Showing posts with label victory. Show all posts
Showing posts with label victory. Show all posts

Thursday, September 2, 2010

Obama, almost presidential



This is an image I saw today in the aftermath of President Obama's second address to the nation from the Oval Office the other night.  He spoke of turning the page, announcing the end of combat operations in Iraq.

It always struck me as curious at the time President George W. Bush was putting together his cabinet nominees.  I said to anyone who cared at the time that it looked to me like he was preparing to go to war. 

There were all the old familiar names from days gone by -- all the old steady hands on deck, seemingly, to shore up the young and inexperienced new president who had no foreign policy experience.  He had Dick Cheney, Colin Powell, Donald Rumsfeld, Robert Gates, Condoleezza Rice, George Tenet and others with oodles of war and intelligence experience surrounding him.  Maybe it was just the old guard holdovers from his father's administration, but whatever it was I had the unsettled feeling at the time this was a cabinet stacked with military minds.  They somehow picked up the label "neoconservatives." 

In the end, it just meant they were BIG government, BIG business, BIG military spendthrifts who could not constrain their deficits.  It all ended with TARP.  And it opened the fiscal and monetary floodgates.

It was almost as if Bush expected trouble.  Of course, none of us really saw it coming a few months later, but when 9/11/2001 hit, the war team was in place.  Providential, lucky or planned, whichever it was, it was a team prepared for war.  The inevitability of their war mission was seemingly destined before its eventuality emerged on that fateful day.  The Bush Doctrine of pre-emptive war was born.  If they were suspected of having evil intentions against us, we were justified in going after them.

It seems now as if it were almost tempting fate when George W. Bush, donning his flight suit and contrary to the advice of some of his advisors, climbed into a jet and then sat in the second seat as the pilot landed on the banner draped USS Abraham Lincoln declaring "Mission Accomplished."  It was a great photo op, no doubt about it.  Let's just say it was a little premature and leave it at that. 

The word "victory" was tossed about freely without reservation.

Speeches were made that day aboard the massive carrier.  America's military greatness had been on full display from the moment war was declared on Iraq and the first bombs were dropped on Baghdad in what got top billing on cable news networks beaming their signals across the globe as "shock and awe." 

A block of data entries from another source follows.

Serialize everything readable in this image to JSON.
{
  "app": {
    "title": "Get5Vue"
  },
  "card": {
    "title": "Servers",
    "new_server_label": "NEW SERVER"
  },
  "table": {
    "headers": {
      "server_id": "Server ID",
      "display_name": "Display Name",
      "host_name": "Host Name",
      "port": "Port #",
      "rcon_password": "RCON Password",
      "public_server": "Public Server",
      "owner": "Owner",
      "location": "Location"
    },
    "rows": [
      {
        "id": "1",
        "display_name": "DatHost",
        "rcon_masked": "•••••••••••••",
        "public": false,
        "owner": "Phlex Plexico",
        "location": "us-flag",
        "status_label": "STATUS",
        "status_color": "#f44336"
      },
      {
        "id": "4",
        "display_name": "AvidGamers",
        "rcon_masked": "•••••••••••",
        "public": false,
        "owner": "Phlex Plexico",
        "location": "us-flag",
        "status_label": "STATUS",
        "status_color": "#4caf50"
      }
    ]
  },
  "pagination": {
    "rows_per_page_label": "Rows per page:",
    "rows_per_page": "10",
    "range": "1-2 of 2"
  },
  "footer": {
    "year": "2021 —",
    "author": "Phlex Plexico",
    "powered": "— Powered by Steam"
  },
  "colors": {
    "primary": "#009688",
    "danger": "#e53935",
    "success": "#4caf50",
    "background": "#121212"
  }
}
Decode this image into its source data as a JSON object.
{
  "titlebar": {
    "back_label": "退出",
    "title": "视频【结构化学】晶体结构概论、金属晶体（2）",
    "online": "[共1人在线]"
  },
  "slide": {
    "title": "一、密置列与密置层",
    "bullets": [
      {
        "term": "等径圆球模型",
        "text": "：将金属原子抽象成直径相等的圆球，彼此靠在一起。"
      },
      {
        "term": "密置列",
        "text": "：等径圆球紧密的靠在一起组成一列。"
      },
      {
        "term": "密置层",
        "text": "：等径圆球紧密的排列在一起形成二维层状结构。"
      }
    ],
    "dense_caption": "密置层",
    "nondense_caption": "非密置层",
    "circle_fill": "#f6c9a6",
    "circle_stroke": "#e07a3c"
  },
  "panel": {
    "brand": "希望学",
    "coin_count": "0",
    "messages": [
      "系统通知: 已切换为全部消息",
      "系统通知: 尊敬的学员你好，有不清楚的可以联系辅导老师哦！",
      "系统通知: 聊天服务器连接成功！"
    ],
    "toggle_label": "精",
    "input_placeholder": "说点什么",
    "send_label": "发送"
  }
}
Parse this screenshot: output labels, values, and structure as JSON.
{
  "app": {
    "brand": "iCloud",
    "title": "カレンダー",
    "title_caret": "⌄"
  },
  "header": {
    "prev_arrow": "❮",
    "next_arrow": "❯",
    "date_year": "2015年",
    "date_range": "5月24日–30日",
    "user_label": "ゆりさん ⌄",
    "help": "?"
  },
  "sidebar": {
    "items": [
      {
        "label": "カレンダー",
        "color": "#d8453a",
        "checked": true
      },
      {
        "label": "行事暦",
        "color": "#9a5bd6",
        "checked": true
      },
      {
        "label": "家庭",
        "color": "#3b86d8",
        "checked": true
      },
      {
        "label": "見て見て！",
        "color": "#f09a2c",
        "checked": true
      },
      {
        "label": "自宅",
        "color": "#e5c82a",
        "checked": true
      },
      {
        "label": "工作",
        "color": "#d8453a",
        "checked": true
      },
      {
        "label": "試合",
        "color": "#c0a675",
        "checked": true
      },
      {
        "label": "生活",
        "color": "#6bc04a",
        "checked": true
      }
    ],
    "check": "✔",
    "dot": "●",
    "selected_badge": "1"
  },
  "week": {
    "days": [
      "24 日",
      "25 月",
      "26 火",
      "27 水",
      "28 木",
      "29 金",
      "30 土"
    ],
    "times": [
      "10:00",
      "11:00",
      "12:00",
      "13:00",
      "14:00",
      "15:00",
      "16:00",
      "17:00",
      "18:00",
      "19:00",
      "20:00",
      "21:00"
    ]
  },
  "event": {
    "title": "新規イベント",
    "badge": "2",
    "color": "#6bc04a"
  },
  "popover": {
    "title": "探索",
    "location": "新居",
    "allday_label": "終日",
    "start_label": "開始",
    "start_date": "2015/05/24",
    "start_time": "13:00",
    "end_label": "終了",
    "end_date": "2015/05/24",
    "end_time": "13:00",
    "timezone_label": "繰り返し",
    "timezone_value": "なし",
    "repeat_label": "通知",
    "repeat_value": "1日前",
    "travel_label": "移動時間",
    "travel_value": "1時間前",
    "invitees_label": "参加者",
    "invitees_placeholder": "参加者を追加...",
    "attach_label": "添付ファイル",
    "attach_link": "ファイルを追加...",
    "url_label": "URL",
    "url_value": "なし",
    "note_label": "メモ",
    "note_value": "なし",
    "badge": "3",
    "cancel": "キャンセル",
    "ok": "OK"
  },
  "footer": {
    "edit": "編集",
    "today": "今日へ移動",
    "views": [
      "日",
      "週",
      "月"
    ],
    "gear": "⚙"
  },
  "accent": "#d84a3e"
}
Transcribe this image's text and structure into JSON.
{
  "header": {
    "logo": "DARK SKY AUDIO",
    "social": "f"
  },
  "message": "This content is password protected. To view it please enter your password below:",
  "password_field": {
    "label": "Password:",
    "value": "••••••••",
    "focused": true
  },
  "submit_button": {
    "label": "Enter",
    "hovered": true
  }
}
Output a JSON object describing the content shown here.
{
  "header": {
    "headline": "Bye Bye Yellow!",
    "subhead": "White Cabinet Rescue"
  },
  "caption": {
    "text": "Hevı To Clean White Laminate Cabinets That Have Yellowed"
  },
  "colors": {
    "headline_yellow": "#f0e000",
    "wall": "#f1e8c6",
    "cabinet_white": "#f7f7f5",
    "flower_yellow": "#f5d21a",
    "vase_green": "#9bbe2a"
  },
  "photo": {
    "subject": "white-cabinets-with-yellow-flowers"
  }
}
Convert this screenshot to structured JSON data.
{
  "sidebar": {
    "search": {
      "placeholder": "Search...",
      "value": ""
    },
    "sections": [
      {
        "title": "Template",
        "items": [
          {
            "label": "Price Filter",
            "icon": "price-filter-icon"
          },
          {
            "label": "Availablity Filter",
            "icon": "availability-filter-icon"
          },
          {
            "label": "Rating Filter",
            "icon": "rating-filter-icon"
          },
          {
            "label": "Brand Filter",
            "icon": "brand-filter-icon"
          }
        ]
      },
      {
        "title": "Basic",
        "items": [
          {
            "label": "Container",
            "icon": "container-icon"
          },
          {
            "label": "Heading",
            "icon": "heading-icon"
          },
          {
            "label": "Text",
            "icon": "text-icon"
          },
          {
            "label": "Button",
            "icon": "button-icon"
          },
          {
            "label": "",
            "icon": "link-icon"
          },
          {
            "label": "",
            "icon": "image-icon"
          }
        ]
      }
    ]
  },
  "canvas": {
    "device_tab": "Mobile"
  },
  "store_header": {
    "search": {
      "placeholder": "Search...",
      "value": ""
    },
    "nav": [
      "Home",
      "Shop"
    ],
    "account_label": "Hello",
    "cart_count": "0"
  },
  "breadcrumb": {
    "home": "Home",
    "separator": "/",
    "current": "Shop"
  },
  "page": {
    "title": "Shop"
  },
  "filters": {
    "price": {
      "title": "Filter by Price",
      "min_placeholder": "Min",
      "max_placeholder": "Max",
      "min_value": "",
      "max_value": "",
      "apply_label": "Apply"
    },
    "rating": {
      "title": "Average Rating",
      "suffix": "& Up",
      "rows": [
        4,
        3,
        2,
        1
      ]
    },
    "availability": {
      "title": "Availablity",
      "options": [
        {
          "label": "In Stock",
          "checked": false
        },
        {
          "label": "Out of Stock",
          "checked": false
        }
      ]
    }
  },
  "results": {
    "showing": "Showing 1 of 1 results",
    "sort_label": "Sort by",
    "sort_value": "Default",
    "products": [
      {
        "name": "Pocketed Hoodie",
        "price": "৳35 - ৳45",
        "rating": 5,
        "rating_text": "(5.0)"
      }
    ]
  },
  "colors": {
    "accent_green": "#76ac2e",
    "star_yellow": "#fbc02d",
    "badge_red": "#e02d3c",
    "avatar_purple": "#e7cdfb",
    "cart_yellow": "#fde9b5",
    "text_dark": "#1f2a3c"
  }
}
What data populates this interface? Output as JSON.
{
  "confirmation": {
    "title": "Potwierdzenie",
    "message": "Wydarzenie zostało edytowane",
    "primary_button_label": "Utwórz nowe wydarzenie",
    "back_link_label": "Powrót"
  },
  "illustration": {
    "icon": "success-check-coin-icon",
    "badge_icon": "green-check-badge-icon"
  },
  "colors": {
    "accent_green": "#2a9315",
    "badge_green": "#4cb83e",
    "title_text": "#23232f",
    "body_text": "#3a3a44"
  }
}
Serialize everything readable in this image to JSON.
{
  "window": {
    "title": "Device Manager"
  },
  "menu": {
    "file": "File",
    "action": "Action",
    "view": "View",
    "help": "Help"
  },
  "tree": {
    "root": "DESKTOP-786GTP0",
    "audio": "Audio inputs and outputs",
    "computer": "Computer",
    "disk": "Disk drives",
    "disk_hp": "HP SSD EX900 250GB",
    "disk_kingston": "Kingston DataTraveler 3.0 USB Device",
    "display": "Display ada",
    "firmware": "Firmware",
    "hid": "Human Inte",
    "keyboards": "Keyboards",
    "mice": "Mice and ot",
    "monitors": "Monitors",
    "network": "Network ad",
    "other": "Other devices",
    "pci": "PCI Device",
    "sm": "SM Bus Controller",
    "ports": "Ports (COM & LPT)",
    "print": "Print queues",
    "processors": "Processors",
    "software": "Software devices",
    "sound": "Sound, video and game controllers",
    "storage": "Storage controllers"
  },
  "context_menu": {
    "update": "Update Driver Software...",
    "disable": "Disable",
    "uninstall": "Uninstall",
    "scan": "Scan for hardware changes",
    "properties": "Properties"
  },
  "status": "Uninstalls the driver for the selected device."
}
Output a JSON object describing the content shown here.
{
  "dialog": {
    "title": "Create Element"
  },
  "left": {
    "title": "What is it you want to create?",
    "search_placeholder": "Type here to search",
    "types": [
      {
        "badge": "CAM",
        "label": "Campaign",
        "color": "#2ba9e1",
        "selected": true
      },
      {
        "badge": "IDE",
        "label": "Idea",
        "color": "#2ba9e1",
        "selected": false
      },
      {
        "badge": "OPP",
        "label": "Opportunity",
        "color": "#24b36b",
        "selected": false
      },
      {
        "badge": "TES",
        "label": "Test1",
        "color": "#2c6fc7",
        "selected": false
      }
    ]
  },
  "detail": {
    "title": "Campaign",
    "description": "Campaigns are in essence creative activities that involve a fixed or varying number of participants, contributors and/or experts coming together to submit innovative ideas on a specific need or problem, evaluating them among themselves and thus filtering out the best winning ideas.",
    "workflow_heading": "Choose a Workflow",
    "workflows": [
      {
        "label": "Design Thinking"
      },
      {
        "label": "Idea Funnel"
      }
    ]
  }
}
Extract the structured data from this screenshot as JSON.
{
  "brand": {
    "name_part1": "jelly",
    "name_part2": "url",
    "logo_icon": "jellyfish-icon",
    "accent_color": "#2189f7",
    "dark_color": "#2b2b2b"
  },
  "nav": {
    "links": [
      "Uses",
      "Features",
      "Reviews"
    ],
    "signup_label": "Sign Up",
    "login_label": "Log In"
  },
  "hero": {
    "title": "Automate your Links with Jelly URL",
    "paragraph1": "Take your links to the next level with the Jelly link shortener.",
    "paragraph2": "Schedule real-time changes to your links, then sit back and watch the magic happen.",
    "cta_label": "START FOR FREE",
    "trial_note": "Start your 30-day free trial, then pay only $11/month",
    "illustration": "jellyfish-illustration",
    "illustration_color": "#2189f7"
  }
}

Over and over again as the images rolled across the screen we were being told the bombs were not doing harm to the civilian population because of their laser-like precision.  Critical infrastructure targets were being systematically taken down one by one.  And the reconstruction of that society continues to this day and will for years beyond. 

This was all in reaction to Saddam Hussein's belligerence.  He defied the world community.  We all believed he had weapons of mass destruction.  Everyone did.  Colin Powell, ever the obedient warrior, was marched out in front of the United Nations Security Council with satellite reconnaissance photos to make the case that war against Iraq was not only necessary but essential for the freedom of the world.

It has been a long, sad chapter in the aftermath of 9/11.  It has been said that presidents don't find their foreign policy until the foreign policy finds them.  So it was, and so shall it ever be.  In an effort to avoid foreign entanglements, it seems, America has a long history of becoming entangled.  Wars fuel economies, but they also drain economies.

Obama said the war in Iraq had cost the United States $1 Trillion, as if to justify his massive domestic spending, now up to $4 Trillion, as a fair offset.  It was needed, we were told again, to rebuild the middle class that had somehow been neglected because of our foreign intrigues.  There is nothing in the current spending spree that is benefitting the middle class.  Please don't take that bait. 

He almost gave George Bush some props for being a patriot, even though they disagreed about the war.  Almost.  He called him on the phone the afternoon of the speech.  Almost an "attaboy." 

He couldn't quite form the words with his lips, "I opposed the surge that brought an end to combat operations, and I was wrong, you guys were right after all." 

He almost said it, but the words got caught in his throat.  But we learned there are patriots who opposed the war as well as those who conducted it. 

There was no acknowledgement  by President Obama that America won in Iraq, that we were noble beyond belief in how we conducted ourselves there, but the troops did get the appreciation of their Commander in Chief and a grateful nation.  We are now safer than we were, and he was the one in 2007 as a sitting Senator who proclaimed there was no one he had spoken to privately who gave the surge even a prayer of succeeding.

It was just so weird.  It kind of resembled presidential leadership, but only almost

He didn't claim victory for the valiant troops, or for America, or even for Iraq.  The word "victory" just got stuck in his craw.  He couldn't say it.  Instead, just an end of combat operations and an absence of a surrender ceremony.  Let's just "turn the page." 

Which was kind of like saying we won, but only almost.

He is the Commander in Chief by title, but is he presidential?  Almost.